People watch musicians at the Winter Walk. (Nancy Lane/Boston Herald)
Over 4,000 people came out Sunday morning to walk together in support of ending homelessness in Boston at the city’s eighth annual Winter Walk.
“It was amazing to see, it had to be thousands people in procession rounding the Common and to realize there are that many people in this one moment standing in solidarity and in support of people experiencing homelessness,” said Karen LaFrazia, president and CEO of St. Francis House.
Teams from 13 local organizations that support the Boston-area homeless population and community members gathered in the Boston Common from 9 a.m. to 11 a.m. for the event, marching to raise awareness and funds.
Event organizer Paulina Kusiak Daigle said well over 4,000 people showed up, a big jump from last year.
As of Sunday night, Daigle said, the organization had raised over $400,000, working towards a goal of $500,000. Donations will close around the end of February, she said. Funds will go directly to organizations serving people in the area.
The annual walk comes as demand for homeless services has seen a sharp increase, St. Francis House said in a release, noting the migrant influx.

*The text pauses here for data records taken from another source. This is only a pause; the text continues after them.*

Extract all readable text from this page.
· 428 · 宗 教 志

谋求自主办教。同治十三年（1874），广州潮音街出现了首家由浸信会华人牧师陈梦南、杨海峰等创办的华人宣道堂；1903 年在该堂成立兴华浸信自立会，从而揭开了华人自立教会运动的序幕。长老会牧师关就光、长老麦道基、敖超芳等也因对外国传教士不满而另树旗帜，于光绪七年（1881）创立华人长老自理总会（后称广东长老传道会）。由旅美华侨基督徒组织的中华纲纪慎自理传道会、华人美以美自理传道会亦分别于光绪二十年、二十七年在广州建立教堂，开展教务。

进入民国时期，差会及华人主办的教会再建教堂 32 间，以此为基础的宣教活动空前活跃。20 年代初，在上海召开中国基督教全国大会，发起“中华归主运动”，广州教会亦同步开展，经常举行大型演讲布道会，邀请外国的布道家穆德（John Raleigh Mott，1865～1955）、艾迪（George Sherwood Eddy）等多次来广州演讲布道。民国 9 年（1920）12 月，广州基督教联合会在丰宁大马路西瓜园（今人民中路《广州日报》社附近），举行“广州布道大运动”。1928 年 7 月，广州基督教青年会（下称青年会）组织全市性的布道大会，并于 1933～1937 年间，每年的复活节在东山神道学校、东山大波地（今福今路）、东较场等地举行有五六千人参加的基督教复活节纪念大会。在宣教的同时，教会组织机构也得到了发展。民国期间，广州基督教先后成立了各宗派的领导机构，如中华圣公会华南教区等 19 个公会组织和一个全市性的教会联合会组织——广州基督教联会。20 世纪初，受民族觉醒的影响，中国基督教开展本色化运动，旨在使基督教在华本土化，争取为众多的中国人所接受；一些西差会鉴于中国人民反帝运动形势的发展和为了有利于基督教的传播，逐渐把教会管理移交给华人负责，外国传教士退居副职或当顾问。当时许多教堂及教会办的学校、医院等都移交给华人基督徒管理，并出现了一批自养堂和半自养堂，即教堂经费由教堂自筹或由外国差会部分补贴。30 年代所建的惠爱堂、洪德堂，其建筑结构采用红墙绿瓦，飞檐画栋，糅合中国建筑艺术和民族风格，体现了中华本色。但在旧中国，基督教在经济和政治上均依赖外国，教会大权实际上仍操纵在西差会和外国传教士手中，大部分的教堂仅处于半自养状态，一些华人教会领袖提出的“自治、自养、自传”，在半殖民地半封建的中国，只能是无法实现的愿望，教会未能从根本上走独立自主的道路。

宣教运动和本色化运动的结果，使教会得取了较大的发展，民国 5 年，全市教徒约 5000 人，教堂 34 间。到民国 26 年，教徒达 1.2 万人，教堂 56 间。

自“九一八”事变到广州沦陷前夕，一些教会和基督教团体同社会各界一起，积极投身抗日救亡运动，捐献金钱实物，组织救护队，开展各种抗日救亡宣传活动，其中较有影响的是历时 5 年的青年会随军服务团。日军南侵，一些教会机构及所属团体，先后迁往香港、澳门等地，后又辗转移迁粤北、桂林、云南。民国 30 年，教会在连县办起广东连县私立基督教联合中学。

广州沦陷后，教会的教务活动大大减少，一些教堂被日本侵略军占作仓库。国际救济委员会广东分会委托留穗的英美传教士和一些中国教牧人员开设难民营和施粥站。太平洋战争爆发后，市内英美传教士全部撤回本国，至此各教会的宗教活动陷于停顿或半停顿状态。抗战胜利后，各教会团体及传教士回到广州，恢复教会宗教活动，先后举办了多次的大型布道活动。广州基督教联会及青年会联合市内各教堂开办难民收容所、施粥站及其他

Over the 2023 year, there was a 46% increase in new registrations for services at St. Francis House, a 61% increase in individuals served, and a 75% increase in individuals receiving meals.
In the coming months, LaFranzia said, the organization is looking at several big projects. These include building housing, expanding the job training program, and renovating the main building to serve people “more efficiently and with more dignity than we’re currently able to do.”
“The most beautiful thing about Winter Walk is walking shoulder to shoulder,” Daigle said. “Today there was no distinction between the housed and unhoused communities.”
Everyone from kids, to teenagers, to older folks, to people walking their dogs, to shelter staff turned out, said LaFrazia.
LaFranzia said she recognized three people who’d come to St. Francis House just in the crowd.
“I wonder how many more were in the throngs,” LaFranzia said. “You couldn’t tell who was homeless, who is homeless, who once was homeless. And I think it just really speaks to once we invest in people, and people can get out of the circumstance that they’re in, homelessness is just an experience. It’s not your identity and and people just move on and just become neighbors.”